When the host CPU and disk load are not high, enabling parallel sessions for operators can bring better performance.
How to use
Cloudberry Database supports parallel query execution on AO/AOCO and heap tables.
Parallel queries on heap tables
-
Before enabling parallel queries, you need to turn off the GPORCA optimizer.
SET enable_parallel = ON;
SET optimizer = OFF; -
Set the maximum value for the parallel session.
-- When setting this parameter
-- you need to consider the number of CPU cores and segments.
SET max_parallel_workers_per_gather = 4;Query example:
CREATE TABLE t1 (c1 int,c2 int, c3 int, c4 box) distributed by (c1);
INSERT INTO t1 SELECT x, 2*x, 3*x, box('6,6,6,6') FROM generate_series(1,1000000) AS x;
SELECT count(*) from t1;
Parallel queries on AO/AOCO tables
-
Before enabling parallel queries, you need to turn off the GPORCA optimizer.
SET enable_parallel = ON;
SET optimizer = OFF; -
Set the maximum value for the parallel session.
-- When setting this parameter
-- you need to consider the number of CPU cores and segments.
SET max_parallel_workers_per_gather = 4;
-- Sets how many files the data will be inserted into in a transaction.
-- Larger values might lead to performance degradation, especially for AOCO tables.
SET gp_appendonly_insert_files = 8;
-- Switches to the next file to insert data every 100,000 rows.
-- This number of rows can be adjusted,
-- to make the data as evenly distributed as possible across multiple files.

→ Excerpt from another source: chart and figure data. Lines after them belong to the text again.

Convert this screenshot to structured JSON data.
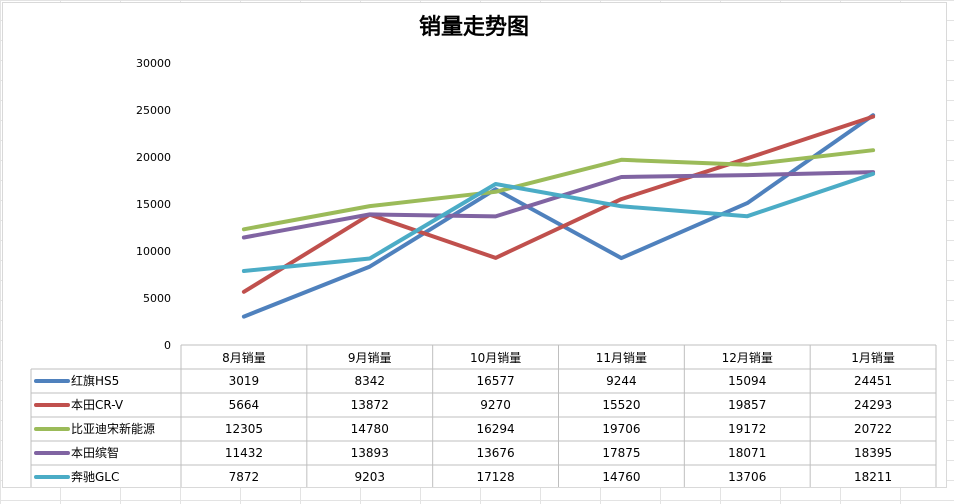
{
  "chart_data": {
    "type": "line",
    "title": "销量走势图",
    "categories": [
      "8月销量",
      "9月销量",
      "10月销量",
      "11月销量",
      "12月销量",
      "1月销量"
    ],
    "y_ticks": [
      "0",
      "5000",
      "10000",
      "15000",
      "20000",
      "25000",
      "30000"
    ],
    "ylim": [
      0,
      30000
    ],
    "grid": false,
    "legend": "data-table-left",
    "series": [
      {
        "name": "红旗HS5",
        "color": "#4f81bd",
        "values": [
          3019,
          8342,
          16577,
          9244,
          15094,
          24451
        ]
      },
      {
        "name": "本田CR-V",
        "color": "#c0504d",
        "values": [
          5664,
          13872,
          9270,
          15520,
          19857,
          24293
        ]
      },
      {
        "name": "比亚迪宋新能源",
        "color": "#9bbb59",
        "values": [
          12305,
          14780,
          16294,
          19706,
          19172,
          20722
        ]
      },
      {
        "name": "本田缤智",
        "color": "#8064a2",
        "values": [
          11432,
          13893,
          13676,
          17875,
          18071,
          18395
        ]
      },
      {
        "name": "奔驰GLC",
        "color": "#4bacc6",
        "values": [
          7872,
          9203,
          17128,
          14760,
          13706,
          18211
        ]
      }
    ]
  }
}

SET gp_appendonly_insert_files_tuples_range = 100000; -
Insert data and run a query.
CREATE TABLE ao(x INT) USING ao_row;
INSERT INTO ao SELECT i FROM generate_series(1, 1000000) i;
-- It is recommended to update statistics first.
ANALYZE ao;
SELECT COUNT(*) FROM ao;
Parameter description
Parameter name | Description | Default value | Is it required? | Example |
---|---|---|---|---|
enable_parallel | Determines whether to enable parallel execution. | OFF | Yes | SET enable_parallel = ON; |
optimizer | Determines whether to enable the GPORCA optimizer. | ON | Yes | SET optimizer = OFF; |
gp_appendonly_insert_files | Specifies how many files the data will be inserted into in a transaction. | 4 | No | SET gp_appendonly_insert_files = 8; |
gp_appendonly_insert_files_tuples_range | Specifies the threshold of rows in a file, beyond which data will be inserted into a new file. | 100000 | No | SET gp_appendonly_insert_files_tuples_range = 100000; |
Frequently asked questions
-
Currently, Cloudberry Database supports executing queries in parallel that contain the following operators. If a query contains other operators, it will not be executed in parallel.
sequence scan
index scan
index only scan
bitmap heap scan
append
hash join
nestloop join
merge join -
Parallel queries do not always improve query performance. Too many parallel sessions can cause overload and lead to performance degradation.
-
Enabling parallel sessions for a query means a significant increase in memory overhead, which might cause errors due to insufficient memory.